Marvin K. Mooney Will You Please Go Now!
- Author: Dr. Seuss
- Illustrator: Dr. Seuss
- Language: English
- Genre: Children's literature
- Publisher: Random House
- Publication date: August 12, 1972 (renewed in 2000)
- Publication place: United States
- Media type: Print (hardcover and paperback)
- ISBN: 0-394-82490-3
- OCLC: 314222
- Dewey Decimal: [E]
- LC Class: PZ8.3.G276 Mar
- Preceded by: The Lorax
- Followed by: The Shape of Me and Other Stuff

= Marvin K. Mooney Will You Please Go Now! =

1972 book by Dr. Seuss

Marvin K. Mooney Will You Please Go Now! is a 1972 children's book by Dr. Seuss. It is part of the "Beginner Book" line and is aimed at children who cannot yet read at the level of more advanced beginning books such as The Cat in the Hat.

== Plot ==
A boy named Marvin K. Mooney is shown standing on a rug as the unseen narrator commands him to "go". The narrator then offers a series of outlandish suggestions for how Marvin might leave. Eventually, Marvin obeys, choosing to exit on foot, and the narrator waves goodbye. It is never clarified where Marvin is being told to go.

==In political culture==
At the height of the Watergate scandal, in a July 1974 collaboration with political humorist Art Buchwald, Dr. Seuss took a two-year-old copy of his book, crossed out "Marvin K. Mooney" wherever it occurred and wrote in "Richard M. Nixon". With Dr. Seuss's consent, Buchwald and his editors reprinted the markup as a newspaper column, published on July 30. Nixon resigned ten days later on August 9.

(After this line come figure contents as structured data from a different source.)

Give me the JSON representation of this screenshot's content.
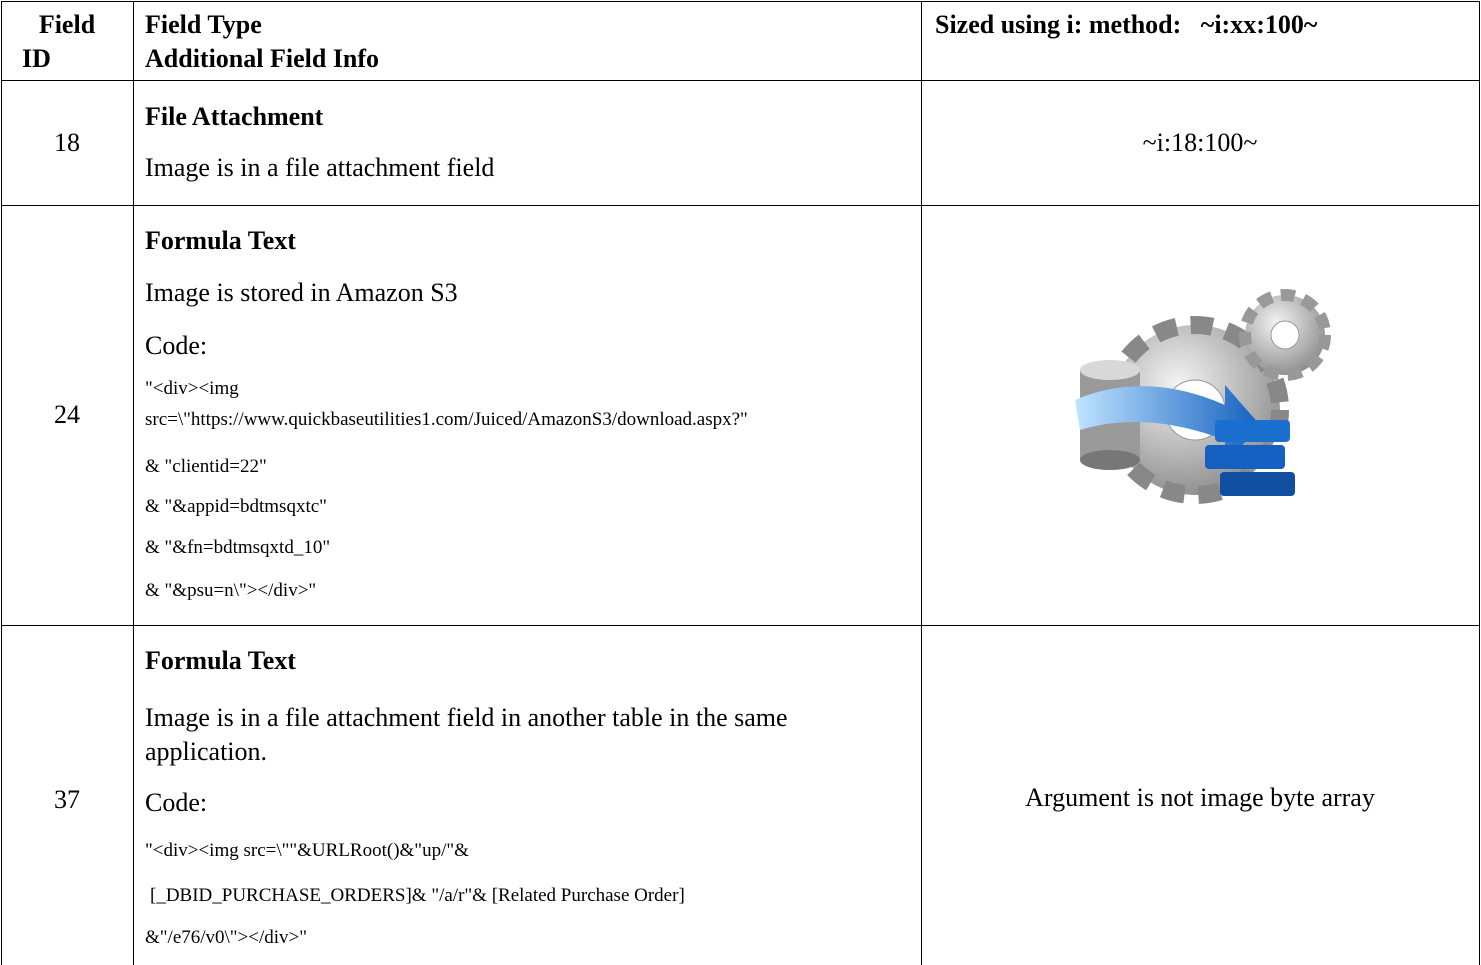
{
  "table": {
    "header": [
      [
        "Field",
        "ID"
      ],
      [
        "Field Type",
        "Additional Field Info"
      ],
      [
        "Sized using i: method:   ~i:xx:100~"
      ]
    ],
    "rows": [
      {
        "id": "18",
        "type": "File Attachment",
        "info": [
          "Image is in a file attachment field"
        ],
        "result": "~i:18:100~"
      },
      {
        "id": "24",
        "type": "Formula Text",
        "info": [
          "Image is stored in Amazon S3"
        ],
        "code_label": "Code:",
        "code": [
          "\"<div><img",
          "src=\\\"https://www.quickbaseutilities1.com/Juiced/AmazonS3/download.aspx?\"",
          "& \"clientid=22\"",
          "& \"&appid=bdtmsqxtc\"",
          "& \"&fn=bdtmsqxtd_10\"",
          "& \"&psu=n\\\"></div>\""
        ]
      },
      {
        "id": "37",
        "type": "Formula Text",
        "info": [
          "Image is in a file attachment field in another table in the same application."
        ],
        "code_label": "Code:",
        "code": [
          "\"<div><img src=\\\"\"&URLRoot()&\"up/\"&",
          "[_DBID_PURCHASE_ORDERS]& \"/a/r\"& [Related Purchase Order]",
          "&\"/e76/v0\\\"></div>\""
        ],
        "result": "Argument is not image byte array"
      }
    ]
  }
}
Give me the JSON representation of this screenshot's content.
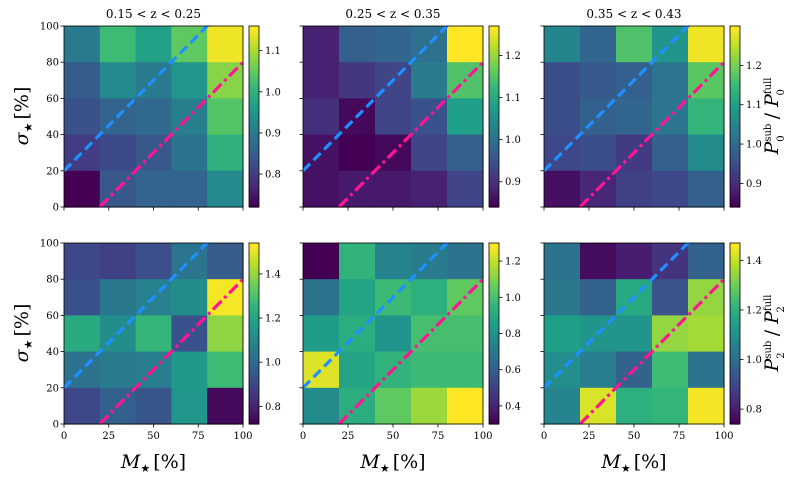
{
  "colormap": [
    "#440154",
    "#482878",
    "#3e4989",
    "#31688e",
    "#26828e",
    "#1f9e89",
    "#35b779",
    "#6ece58",
    "#b5de2b",
    "#fde725"
  ],
  "line_colors": {
    "dashed": "#1e90ff",
    "dashdot": "#ff1493"
  },
  "chart_data": {
    "type": "heatmap",
    "grid_bins": 5,
    "x_ticks": [
      "0",
      "25",
      "50",
      "75",
      "100"
    ],
    "y_ticks": [
      "0",
      "20",
      "40",
      "60",
      "80",
      "100"
    ],
    "xlabel_sym": "M",
    "xlabel_unit": "[%]",
    "ylabel_sym": "σ",
    "ylabel_unit": "[%]",
    "star": "★",
    "row_labels": [
      {
        "base": "P",
        "sub": "0",
        "sup_num": "sub",
        "sup_den": "full"
      },
      {
        "base": "P",
        "sub": "2",
        "sup_num": "sub",
        "sup_den": "full"
      }
    ],
    "col_titles": [
      "0.15 < z < 0.25",
      "0.25 < z < 0.35",
      "0.35 < z < 0.43"
    ],
    "panels": [
      {
        "row": 0,
        "col": 0,
        "vmin": 0.72,
        "vmax": 1.16,
        "cbar_ticks": [
          0.8,
          0.9,
          1.0,
          1.1
        ],
        "cbar_labels": [
          "0.8",
          "0.9",
          "1.0",
          "1.1"
        ],
        "values": [
          [
            0.9,
            1.02,
            0.97,
            1.05,
            1.15
          ],
          [
            0.85,
            0.93,
            0.9,
            0.95,
            1.08
          ],
          [
            0.83,
            0.86,
            0.87,
            0.91,
            1.04
          ],
          [
            0.8,
            0.82,
            0.84,
            0.89,
            1.0
          ],
          [
            0.72,
            0.84,
            0.86,
            0.86,
            0.93
          ]
        ]
      },
      {
        "row": 0,
        "col": 1,
        "vmin": 0.84,
        "vmax": 1.27,
        "cbar_ticks": [
          0.9,
          1.0,
          1.1,
          1.2
        ],
        "cbar_labels": [
          "0.9",
          "1.0",
          "1.1",
          "1.2"
        ],
        "values": [
          [
            0.88,
            0.97,
            0.98,
            1.0,
            1.27
          ],
          [
            0.88,
            0.91,
            0.93,
            1.02,
            1.15
          ],
          [
            0.9,
            0.85,
            0.93,
            0.95,
            1.08
          ],
          [
            0.86,
            0.84,
            0.85,
            0.93,
            0.97
          ],
          [
            0.86,
            0.87,
            0.87,
            0.88,
            0.93
          ]
        ]
      },
      {
        "row": 0,
        "col": 2,
        "vmin": 0.84,
        "vmax": 1.3,
        "cbar_ticks": [
          0.9,
          1.0,
          1.1,
          1.2
        ],
        "cbar_labels": [
          "0.9",
          "1.0",
          "1.1",
          "1.2"
        ],
        "values": [
          [
            1.05,
            0.99,
            1.17,
            1.08,
            1.29
          ],
          [
            0.95,
            0.97,
            0.98,
            1.02,
            1.18
          ],
          [
            0.95,
            0.98,
            0.99,
            1.02,
            1.14
          ],
          [
            0.94,
            0.95,
            0.92,
            0.98,
            1.06
          ],
          [
            0.86,
            0.89,
            0.93,
            0.94,
            0.98
          ]
        ]
      },
      {
        "row": 1,
        "col": 0,
        "vmin": 0.72,
        "vmax": 1.54,
        "cbar_ticks": [
          0.8,
          1.0,
          1.2,
          1.4
        ],
        "cbar_labels": [
          "0.8",
          "1.0",
          "1.2",
          "1.4"
        ],
        "values": [
          [
            0.9,
            0.88,
            0.92,
            1.04,
            0.96
          ],
          [
            0.93,
            1.05,
            1.08,
            1.12,
            1.53
          ],
          [
            1.22,
            1.12,
            1.26,
            0.93,
            1.4
          ],
          [
            1.03,
            1.06,
            1.07,
            1.16,
            1.28
          ],
          [
            0.9,
            0.97,
            0.94,
            1.15,
            0.74
          ]
        ]
      },
      {
        "row": 1,
        "col": 1,
        "vmin": 0.3,
        "vmax": 1.3,
        "cbar_ticks": [
          0.4,
          0.6,
          0.8,
          1.0,
          1.2
        ],
        "cbar_labels": [
          "0.4",
          "0.6",
          "0.8",
          "1.0",
          "1.2"
        ],
        "values": [
          [
            0.3,
            0.95,
            0.75,
            0.72,
            0.68
          ],
          [
            0.68,
            0.88,
            0.98,
            0.93,
            1.05
          ],
          [
            0.85,
            0.92,
            0.82,
            1.0,
            1.0
          ],
          [
            1.25,
            0.88,
            0.95,
            0.98,
            0.98
          ],
          [
            0.78,
            0.92,
            1.05,
            1.15,
            1.3
          ]
        ]
      },
      {
        "row": 1,
        "col": 2,
        "vmin": 0.74,
        "vmax": 1.47,
        "cbar_ticks": [
          0.8,
          1.0,
          1.2,
          1.4
        ],
        "cbar_labels": [
          "0.8",
          "1.0",
          "1.2",
          "1.4"
        ],
        "values": [
          [
            1.02,
            0.76,
            0.8,
            0.85,
            0.97
          ],
          [
            1.03,
            0.97,
            1.18,
            0.93,
            1.35
          ],
          [
            1.15,
            1.12,
            1.12,
            1.35,
            1.37
          ],
          [
            1.1,
            1.05,
            0.97,
            1.24,
            1.02
          ],
          [
            1.07,
            1.43,
            1.2,
            1.22,
            1.46
          ]
        ]
      }
    ],
    "lines": [
      {
        "style": "dashed",
        "color": "dashed",
        "x": [
          0,
          100
        ],
        "y": [
          20,
          120
        ]
      },
      {
        "style": "dashdot",
        "color": "dashdot",
        "x": [
          20,
          100
        ],
        "y": [
          0,
          80
        ]
      }
    ],
    "xlim": [
      0,
      100
    ],
    "ylim": [
      0,
      100
    ]
  }
}
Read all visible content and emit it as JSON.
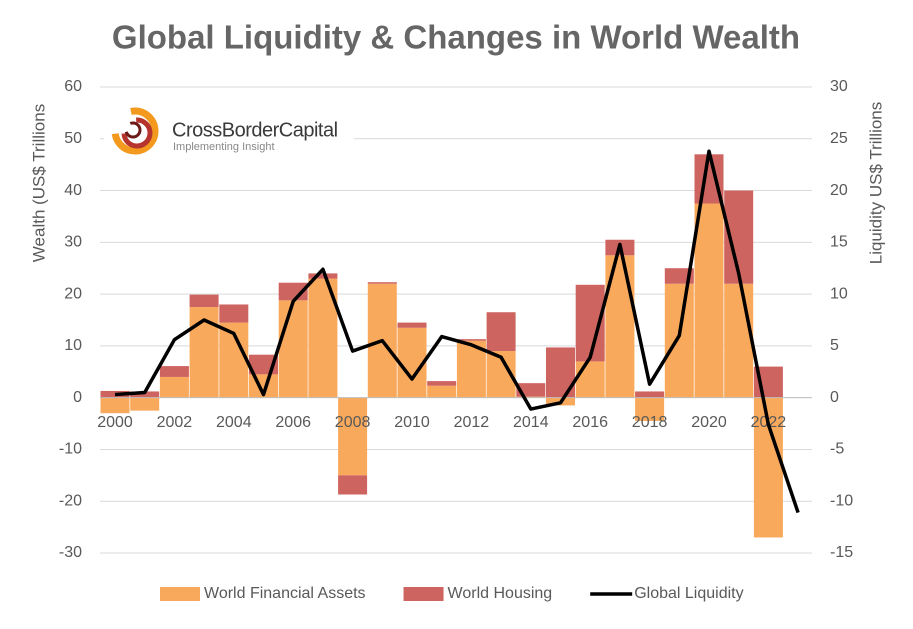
{
  "logo": {
    "name": "CrossBorderCapital",
    "tagline": "Implementing Insight"
  },
  "chart_data": {
    "type": "bar",
    "title": "Global Liquidity & Changes in World Wealth",
    "y_label": "Wealth (US$ Trillions",
    "y2_label": "Liquidity  US$ Trillions",
    "categories": [
      2000,
      null,
      2002,
      null,
      2004,
      null,
      2006,
      null,
      2008,
      null,
      2010,
      null,
      2012,
      null,
      2014,
      null,
      2016,
      null,
      2018,
      null,
      2020,
      null,
      2022,
      null
    ],
    "series": [
      {
        "name": "World Financial Assets",
        "type": "bar",
        "color": "#f9a95b",
        "values": [
          -3,
          -2.5,
          4,
          17.5,
          14.5,
          4.5,
          18.8,
          23,
          -15,
          22,
          13.5,
          2.3,
          11,
          9,
          0.2,
          -1.5,
          7,
          27.5,
          -4.5,
          22,
          37.5,
          22,
          -27,
          null
        ]
      },
      {
        "name": "World Housing",
        "type": "bar",
        "color": "#cd6460",
        "values": [
          1.3,
          1.2,
          2.1,
          2.4,
          3.5,
          3.8,
          3.4,
          1,
          -3.7,
          0.3,
          1,
          0.9,
          0.3,
          7.5,
          2.6,
          9.7,
          14.8,
          3,
          1.2,
          3,
          9.5,
          18,
          6,
          null
        ]
      },
      {
        "name": "Global Liquidity",
        "type": "line",
        "axis": "y2",
        "color": "#000000",
        "values": [
          0.3,
          0.5,
          5.6,
          7.5,
          6.2,
          0.3,
          9.3,
          12.4,
          4.5,
          5.5,
          1.8,
          5.9,
          5.1,
          3.9,
          -1.1,
          -0.5,
          3.9,
          14.8,
          1.3,
          6,
          23.8,
          12,
          -2.6,
          -11.1
        ]
      }
    ],
    "ylim": [
      -30,
      60
    ],
    "yticks": [
      -30,
      -20,
      -10,
      0,
      10,
      20,
      30,
      40,
      50,
      60
    ],
    "y2lim": [
      -15,
      30
    ],
    "y2ticks": [
      -15,
      -10,
      -5,
      0,
      5,
      10,
      15,
      20,
      25,
      30
    ],
    "grid": true,
    "legend": "bottom"
  }
}
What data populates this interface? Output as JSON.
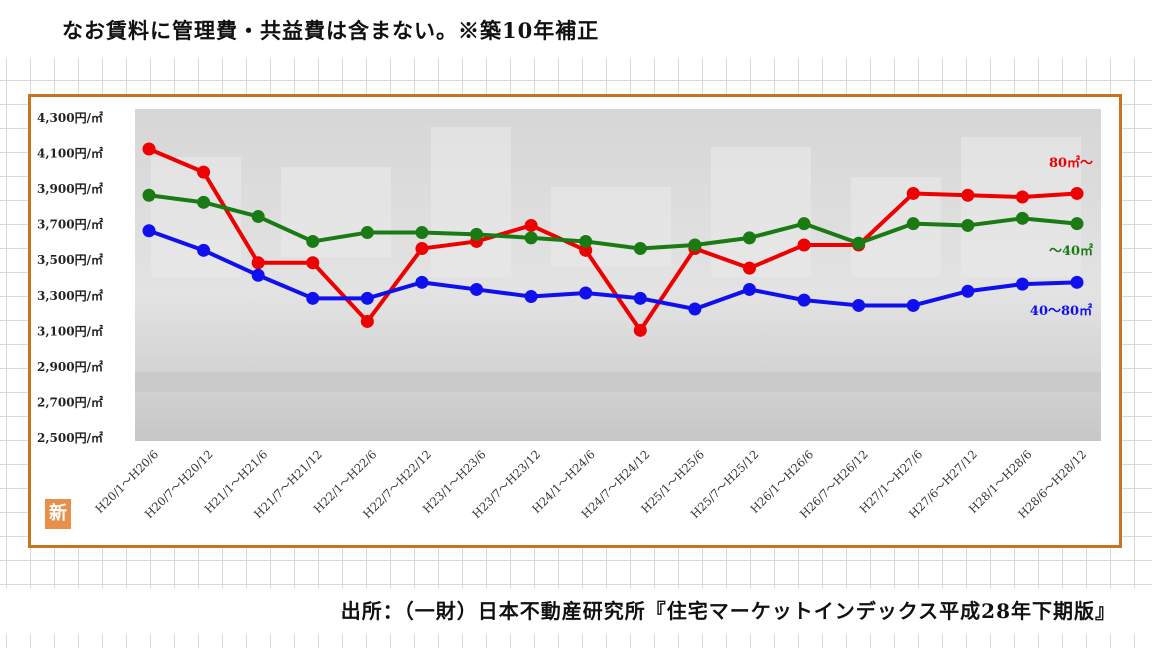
{
  "header": {
    "note": "なお賃料に管理費・共益費は含まない。※築10年補正"
  },
  "footer": {
    "source": "出所：（一財）日本不動産研究所『住宅マーケットインデックス平成28年下期版』"
  },
  "logo": {
    "text": "新"
  },
  "chart_data": {
    "type": "line",
    "title": "",
    "xlabel": "",
    "ylabel": "",
    "ylim": [
      2500,
      4300
    ],
    "yticks": [
      2500,
      2700,
      2900,
      3100,
      3300,
      3500,
      3700,
      3900,
      4100,
      4300
    ],
    "ytick_labels": [
      "2,500円/㎡",
      "2,700円/㎡",
      "2,900円/㎡",
      "3,100円/㎡",
      "3,300円/㎡",
      "3,500円/㎡",
      "3,700円/㎡",
      "3,900円/㎡",
      "4,100円/㎡",
      "4,300円/㎡"
    ],
    "categories": [
      "H20/1～H20/6",
      "H20/7～H20/12",
      "H21/1～H21/6",
      "H21/7～H21/12",
      "H22/1～H22/6",
      "H22/7～H22/12",
      "H23/1～H23/6",
      "H23/7～H23/12",
      "H24/1～H24/6",
      "H24/7～H24/12",
      "H25/1～H25/6",
      "H25/7～H25/12",
      "H26/1～H26/6",
      "H26/7～H26/12",
      "H27/1～H27/6",
      "H27/6～H27/12",
      "H28/1～H28/6",
      "H28/6～H28/12"
    ],
    "grid": false,
    "legend": "inline labels at right end",
    "series": [
      {
        "name": "80㎡～",
        "color": "#ee0000",
        "values": [
          4120,
          3990,
          3480,
          3480,
          3150,
          3560,
          3600,
          3690,
          3550,
          3100,
          3560,
          3450,
          3580,
          3580,
          3870,
          3860,
          3850,
          3870
        ]
      },
      {
        "name": "～40㎡",
        "color": "#1a7a14",
        "values": [
          3860,
          3820,
          3740,
          3600,
          3650,
          3650,
          3640,
          3620,
          3600,
          3560,
          3580,
          3620,
          3700,
          3590,
          3700,
          3690,
          3730,
          3700
        ]
      },
      {
        "name": "40～80㎡",
        "color": "#1010ee",
        "values": [
          3660,
          3550,
          3410,
          3280,
          3280,
          3370,
          3330,
          3290,
          3310,
          3280,
          3220,
          3330,
          3270,
          3240,
          3240,
          3320,
          3360,
          3370
        ]
      }
    ]
  }
}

In Maureen Dowd's column for The New York Times, "Wilting over Waffles", dated April 23, 2008, she suggests that Democrats in the 2008 presidential election might take a cue from this book in their approach to Hillary Clinton's prolonged campaign against Barack Obama, asking her to "just go. I don't care how". MEP Daniel Hannan quoted the book in reference to Gordon Brown following the 2009 European Parliament election.

The same idea has also been applied to Hosni Mubarak during the 2011 Egyptian revolution and Donald Trump during and after both the 2016 United States presidential election and the 2020 United States presidential election.